I have core libraries that I rely on and often modify to run my simulations, those should be installed on Global Common Software: /global/common/software/projectname which is specifically designed to access small files like Python packages. I generally create a subfolder and reference it with an environment variable:

 export PREFIX=/global/common/software/projectname/zonca/python_prefix

Then I create a env.sh script in the source folder of the package (in Global Home) that loads the environment:

module load python/3.6-anaconda-4.4
export PREFIX=/global/common/software/projectname/zonca/python_prefix
export PATH=$PREFIX/bin:$PATH
export LD_LIBRARY_PATH=$PREFIX/lib:$LD_LIBRARY_PATH
export PYTHONPATH=$PREFIX/lib/python3.6/site-packages:$PYTHONPATH

This environment is automatically propagated to the computing nodes when I submit a SLURM script, therefore I do not add any of these environment details to my SLURM scripts.

Then I can install a package there with:

python setup.py install --prefix=$PREFIX

or from pip:

pip install apackage --prefix=$PREFIX

It is also common to install a newer version of a package which is already provided by the base environment:

pip install apackage --ignore-installed --upgrade --no-deps --prefix=$PREFIX

Simulations SLURM scripts and configuration files

I first create a repository on Github for my simulations and clone it to my home folder at NERSC. I generally create a repository for each experiment, then I create a subfolder for each type of simulation I am working on.

Inside a folder I create parameters files to configure my run and slurm scripts to launch the simulations and put everything under version control immediately, I often create a Pull Request on Github and ask my collaborators to cross-check the configuration before a submit a run.

Smaller input data files, even binaries, can be added for convenience to the Github repository.

Once a run has been validated, inside the simulation type folder I createa a subfolder runs/201806_details_about_run and add a README.md, this will include all the details about the simulation. I also tag both the core library I depend on and the simulation repository with the same name e.g.:

git tag -a 201806_details_about_run -m "software version used for 201806_details_about_run"

I'll also add the path at NERSC of the input data and output results.

Then for future simulations I'll keep modifying the SLURM scripts and parameter files but always have a reference to each previous version.

Larger input data and output data

Larger input data and outputs are not suitable for version control and should live in a SCRATCH filesystem.
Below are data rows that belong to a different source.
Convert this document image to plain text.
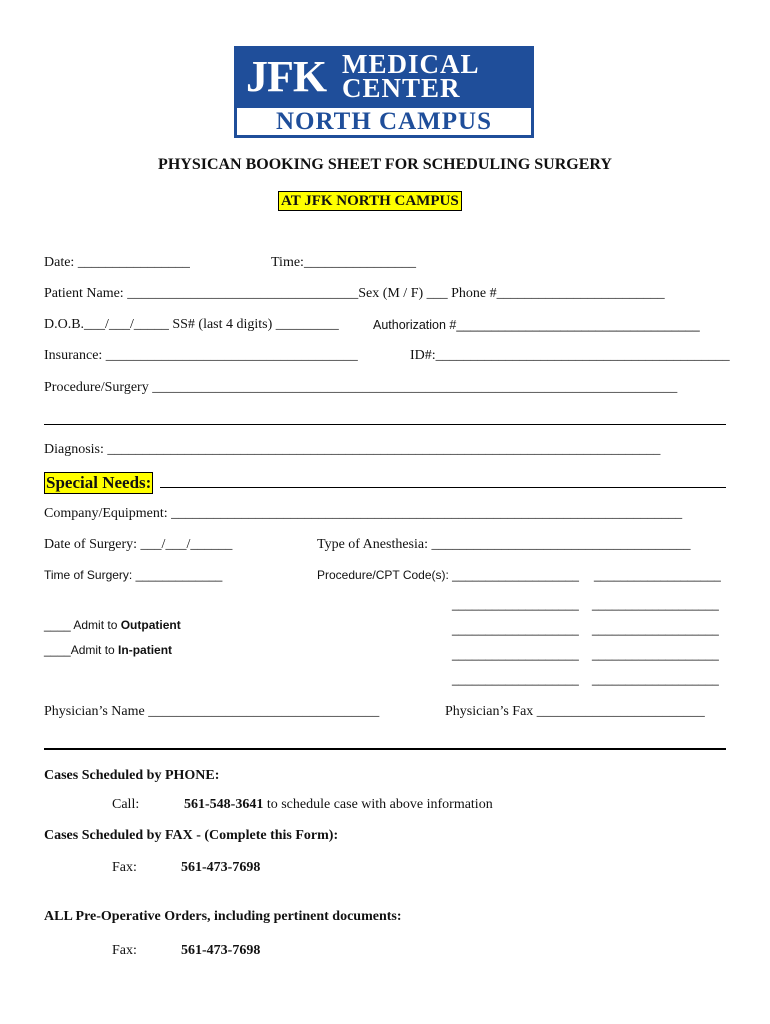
JFK MEDICAL
CENTER
NORTH CAMPUS
PHYSICAN BOOKING SHEET FOR SCHEDULING SURGERY
AT JFK NORTH CAMPUS
Date: ________________	Time:________________
Patient Name: _________________________________Sex (M / F) ___ Phone #________________________
D.O.B.___/___/_____ SS# (last 4 digits) _________	Authorization #___________________________________
Insurance: ____________________________________	ID#:__________________________________________
Procedure/Surgery ___________________________________________________________________________
Diagnosis: _______________________________________________________________________________
Special Needs:
Company/Equipment: _________________________________________________________________________
Date of Surgery: ___/___/______	Type of Anesthesia: _____________________________________
Time of Surgery: _____________	Procedure/CPT Code(s): ___________________ ___________________
___________________ ___________________
____ Admit to Outpatient	___________________ ___________________
____Admit to In-patient	___________________ ___________________
___________________ ___________________
Physician’s Name _________________________________	Physician’s Fax ________________________
Cases Scheduled by PHONE:
Call:	561-548-3641 to schedule case with above information
Cases Scheduled by FAX - (Complete this Form):
Fax:	561-473-7698
ALL Pre-Operative Orders, including pertinent documents:
Fax:	561-473-7698
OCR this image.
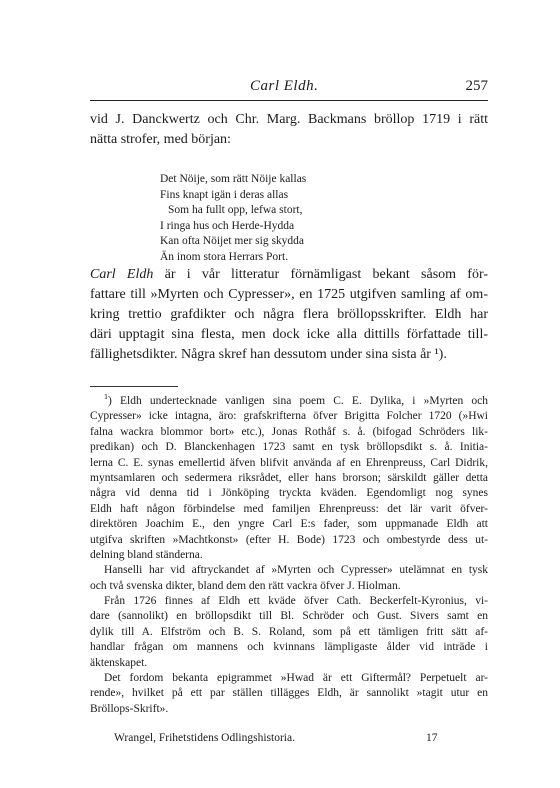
Carl Eldh.	257
vid J. Danckwertz och Chr. Marg. Backmans bröllop 1719 i rätt
nätta strofer, med början:
Det Nöije, som rätt Nöije kallas
Fins knapt igän i deras allas
Som ha fullt opp, lefwa stort,
I ringa hus och Herde-Hydda
Kan ofta Nöijet mer sig skydda
Än inom stora Herrars Port.
Carl Eldh är i vår litteratur förnämligast bekant såsom för-
fattare till »Myrten och Cypresser», en 1725 utgifven samling af om-
kring trettio grafdikter och några flera bröllopsskrifter. Eldh har
däri upptagit sina flesta, men dock icke alla dittills författade till-
fällighetsdikter. Några skref han dessutom under sina sista år ¹).
$^1$) Eldh undertecknade vanligen sina poem C. E. Dylika, i »Myrten och
Cypresser» icke intagna, äro: grafskrifterna öfver Brigitta Folcher 1720 (»Hwi
falna wackra blommor bort» etc.), Jonas Rothåf s. å. (bifogad Schröders lik-
predikan) och D. Blanckenhagen 1723 samt en tysk bröllopsdikt s. å. Initia-
lerna C. E. synas emellertid äfven blifvit använda af en Ehrenpreuss, Carl Didrik,
myntsamlaren och sedermera riksrådet, eller hans brorson; särskildt gäller detta
några vid denna tid i Jönköping tryckta kväden. Egendomligt nog synes
Eldh haft någon förbindelse med familjen Ehrenpreuss: det lär varit öfver-
direktören Joachim E., den yngre Carl E:s fader, som uppmanade Eldh att
utgifva skriften »Machtkonst» (efter H. Bode) 1723 och ombestyrde dess ut-
delning bland ständerna.
Hanselli har vid aftryckandet af »Myrten och Cypresser» utelämnat en tysk
och två svenska dikter, bland dem den rätt vackra öfver J. Hiolman.
Från 1726 finnes af Eldh ett kväde öfver Cath. Beckerfelt-Kyronius, vi-
dare (sannolikt) en bröllopsdikt till Bl. Schröder och Gust. Sivers samt en
dylik till A. Elfström och B. S. Roland, som på ett tämligen fritt sätt af-
handlar frågan om mannens och kvinnans lämpligaste ålder vid inträde i
äktenskapet.
Det fordom bekanta epigrammet »Hwad är ett Giftermål? Perpetuelt ar-
rende», hvilket på ett par ställen tillägges Eldh, är sannolikt »tagit utur en
Bröllops-Skrift».
Wrangel, Frihetstidens Odlingshistoria.	17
I always use the Global Scratch $CSCRATCH which is available both on Edison on Cori and also from the Jupyter Notebook environment at: https://jupyter.nersc.gov.

I create a root folder for the project at:

$CSCRATCH/projectname

Then a subfolder for each simulation type:

$CSCRATCH/projectname/simulation_type_1
$CSCRATCH/projectname/simulation_type_2

Then I symlink those inside the simulation repository as the folder out/:

cd $HOME/projectname/simulation_type_1
ln -s $CSCRATCH/projectname/simulation_type_1 out

Therefore I can setup my simulation software to save all results inside out/201806_details_about_run and this is going to be written to CSCRATCH.

This setup makes it very convenient to regularly backup everything to tape using cput which just backs up files that are not already on tape, e.g.:

cd $CSCRATCH
hsi
cput -R projectname

This is going to synchronize the backup on tape with the latest results on CSCRATCH.

I do the same for input files:

mkdir $CSCRATCH/projectname/input_simulation_type_1
cd $HOME/projectname/simulation_type_1
ln -s $CSCRATCH/projectname/input_simulation_type_1 input